The electrocardiography is the most common tool in the diagnosis of cardiac diseases. In this paper, we discussed two important hypotheses proposed by Einthoven and Wilson, which shapes the currently in use electrocardiography tool. It has been known that these two theories simplify heart activity, and do not provide a precise model for the human body. However, no one can measure the influence of these false assumptions on the leads. As our ECG device can record the potential of the Einthoven limb electrodes and chest electrodes, we were able to show the impact of the WCT on precordial leads. Furthermore, we depicted a clear picture of the WCT concept by answering the questions what is the Wilson central terminal? and where is the Wilson central terminal? Our records show that the WCT is not null, and it has ECG features such as p-wave and QRS complex with clinically relevant amplitude (as high as 2.47 of lead II). We also compared the limb potential amplitudes. Our records show that the left arm has a high amplitude as it is closer to the heart, and the left leg has a small amplitude for most of the patients. However, the left leg potential is not negligible for all the patients, and its amplitude with respect to lead II is in a range of [0.007 1.78] and with an average of 0.22 for all patients.
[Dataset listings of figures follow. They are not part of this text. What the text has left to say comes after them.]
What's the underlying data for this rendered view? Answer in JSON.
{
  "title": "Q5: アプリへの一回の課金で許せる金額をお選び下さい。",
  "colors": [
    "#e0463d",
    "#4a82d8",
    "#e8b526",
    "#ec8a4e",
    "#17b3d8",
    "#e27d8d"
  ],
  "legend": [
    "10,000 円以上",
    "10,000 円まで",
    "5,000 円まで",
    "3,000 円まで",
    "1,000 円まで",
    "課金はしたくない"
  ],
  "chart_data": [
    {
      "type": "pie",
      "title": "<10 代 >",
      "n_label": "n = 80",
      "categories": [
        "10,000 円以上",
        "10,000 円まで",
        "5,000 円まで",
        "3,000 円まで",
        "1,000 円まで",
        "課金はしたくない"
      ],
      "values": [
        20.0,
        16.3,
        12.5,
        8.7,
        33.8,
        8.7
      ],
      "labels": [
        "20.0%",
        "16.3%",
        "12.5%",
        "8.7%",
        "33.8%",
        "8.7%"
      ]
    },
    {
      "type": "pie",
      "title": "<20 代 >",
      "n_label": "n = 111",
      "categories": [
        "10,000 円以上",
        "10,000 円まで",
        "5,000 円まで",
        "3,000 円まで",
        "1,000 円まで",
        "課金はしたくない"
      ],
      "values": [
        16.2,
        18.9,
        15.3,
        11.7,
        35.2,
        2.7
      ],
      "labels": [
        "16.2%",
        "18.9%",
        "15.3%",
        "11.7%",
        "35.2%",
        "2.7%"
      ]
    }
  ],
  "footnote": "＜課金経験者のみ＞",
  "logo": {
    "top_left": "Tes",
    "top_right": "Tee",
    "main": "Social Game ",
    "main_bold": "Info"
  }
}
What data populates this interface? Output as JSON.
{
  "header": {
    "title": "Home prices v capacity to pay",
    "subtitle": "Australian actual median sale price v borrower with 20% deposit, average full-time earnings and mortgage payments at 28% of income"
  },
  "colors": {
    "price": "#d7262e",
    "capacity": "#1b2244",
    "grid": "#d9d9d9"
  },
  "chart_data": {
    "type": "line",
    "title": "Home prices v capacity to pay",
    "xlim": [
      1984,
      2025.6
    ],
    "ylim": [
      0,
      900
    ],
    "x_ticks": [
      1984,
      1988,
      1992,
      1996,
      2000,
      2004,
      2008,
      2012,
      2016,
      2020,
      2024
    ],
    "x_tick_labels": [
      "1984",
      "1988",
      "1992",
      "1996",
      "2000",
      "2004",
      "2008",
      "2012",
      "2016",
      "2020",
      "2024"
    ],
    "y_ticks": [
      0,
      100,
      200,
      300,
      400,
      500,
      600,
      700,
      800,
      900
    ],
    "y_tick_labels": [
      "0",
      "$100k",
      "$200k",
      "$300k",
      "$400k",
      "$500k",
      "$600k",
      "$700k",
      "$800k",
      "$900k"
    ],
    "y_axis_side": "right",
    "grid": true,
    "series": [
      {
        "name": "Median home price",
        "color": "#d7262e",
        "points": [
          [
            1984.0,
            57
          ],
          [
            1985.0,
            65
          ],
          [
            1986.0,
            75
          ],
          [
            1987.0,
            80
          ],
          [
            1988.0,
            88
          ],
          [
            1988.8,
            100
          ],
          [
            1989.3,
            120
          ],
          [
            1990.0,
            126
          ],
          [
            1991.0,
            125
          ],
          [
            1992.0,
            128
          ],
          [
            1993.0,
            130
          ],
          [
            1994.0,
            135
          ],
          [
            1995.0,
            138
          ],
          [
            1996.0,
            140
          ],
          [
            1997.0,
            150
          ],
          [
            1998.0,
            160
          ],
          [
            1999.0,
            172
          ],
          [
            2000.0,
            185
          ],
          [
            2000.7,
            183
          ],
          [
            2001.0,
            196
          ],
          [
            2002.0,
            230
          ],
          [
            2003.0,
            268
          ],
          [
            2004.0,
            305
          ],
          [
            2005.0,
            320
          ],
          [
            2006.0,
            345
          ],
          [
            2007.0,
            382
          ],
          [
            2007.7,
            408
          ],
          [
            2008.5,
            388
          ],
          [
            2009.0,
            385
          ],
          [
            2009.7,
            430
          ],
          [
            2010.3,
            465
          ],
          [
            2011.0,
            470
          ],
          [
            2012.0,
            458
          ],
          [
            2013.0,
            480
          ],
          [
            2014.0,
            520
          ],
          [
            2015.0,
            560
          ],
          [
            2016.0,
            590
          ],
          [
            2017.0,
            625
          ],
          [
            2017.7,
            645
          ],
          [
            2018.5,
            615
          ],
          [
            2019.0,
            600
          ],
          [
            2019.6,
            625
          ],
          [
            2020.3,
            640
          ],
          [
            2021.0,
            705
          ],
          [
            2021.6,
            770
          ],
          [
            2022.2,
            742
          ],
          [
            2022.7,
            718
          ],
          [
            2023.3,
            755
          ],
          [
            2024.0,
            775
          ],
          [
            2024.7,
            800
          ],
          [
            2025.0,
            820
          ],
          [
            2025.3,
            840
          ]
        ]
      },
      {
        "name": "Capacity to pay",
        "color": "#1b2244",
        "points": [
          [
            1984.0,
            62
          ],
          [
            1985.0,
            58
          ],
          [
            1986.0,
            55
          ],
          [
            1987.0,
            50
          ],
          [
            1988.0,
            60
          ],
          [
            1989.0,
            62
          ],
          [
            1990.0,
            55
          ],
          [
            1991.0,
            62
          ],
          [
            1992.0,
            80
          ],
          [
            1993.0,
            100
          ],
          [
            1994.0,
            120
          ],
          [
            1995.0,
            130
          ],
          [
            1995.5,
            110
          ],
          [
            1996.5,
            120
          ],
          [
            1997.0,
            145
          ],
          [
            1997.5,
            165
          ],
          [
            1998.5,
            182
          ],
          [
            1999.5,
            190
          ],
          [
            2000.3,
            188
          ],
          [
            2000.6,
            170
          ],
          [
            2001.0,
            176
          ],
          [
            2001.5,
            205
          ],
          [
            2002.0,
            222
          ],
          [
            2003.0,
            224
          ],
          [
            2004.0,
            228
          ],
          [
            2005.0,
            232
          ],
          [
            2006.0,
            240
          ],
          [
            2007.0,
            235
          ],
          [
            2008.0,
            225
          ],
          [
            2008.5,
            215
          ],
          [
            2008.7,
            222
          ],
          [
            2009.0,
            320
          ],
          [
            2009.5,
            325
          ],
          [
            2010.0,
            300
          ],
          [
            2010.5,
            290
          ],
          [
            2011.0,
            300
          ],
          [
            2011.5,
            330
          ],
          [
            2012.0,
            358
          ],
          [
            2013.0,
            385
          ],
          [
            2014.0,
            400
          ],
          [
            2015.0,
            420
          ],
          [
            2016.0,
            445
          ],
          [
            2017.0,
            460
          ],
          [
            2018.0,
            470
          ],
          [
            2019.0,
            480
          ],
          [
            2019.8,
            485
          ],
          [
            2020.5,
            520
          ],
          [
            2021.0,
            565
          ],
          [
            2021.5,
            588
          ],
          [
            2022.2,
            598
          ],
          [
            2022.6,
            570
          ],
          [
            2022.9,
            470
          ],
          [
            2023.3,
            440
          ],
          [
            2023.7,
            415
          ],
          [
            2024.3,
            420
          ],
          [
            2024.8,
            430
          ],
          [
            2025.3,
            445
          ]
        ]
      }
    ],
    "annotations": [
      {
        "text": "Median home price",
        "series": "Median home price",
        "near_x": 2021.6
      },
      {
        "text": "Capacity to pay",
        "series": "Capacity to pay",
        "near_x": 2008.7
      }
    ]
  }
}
We used two terminologies to address the chest leads, first, precordial leads (V1:V6) referring to the current approach used for recording the chest leads, second, the true unipolar leads (UV1:UV6) addressing our approach used for recording the chest electrodes’ potential. We show that the WCT signal is clinically relevant, and has an impact on precordial leads’ shape and amplitude. Our preliminary results show that the true unipolar leads may be more sensitive for detecting cardiac diseases in the left anterior descending coronary artery in patients with NSTEMI.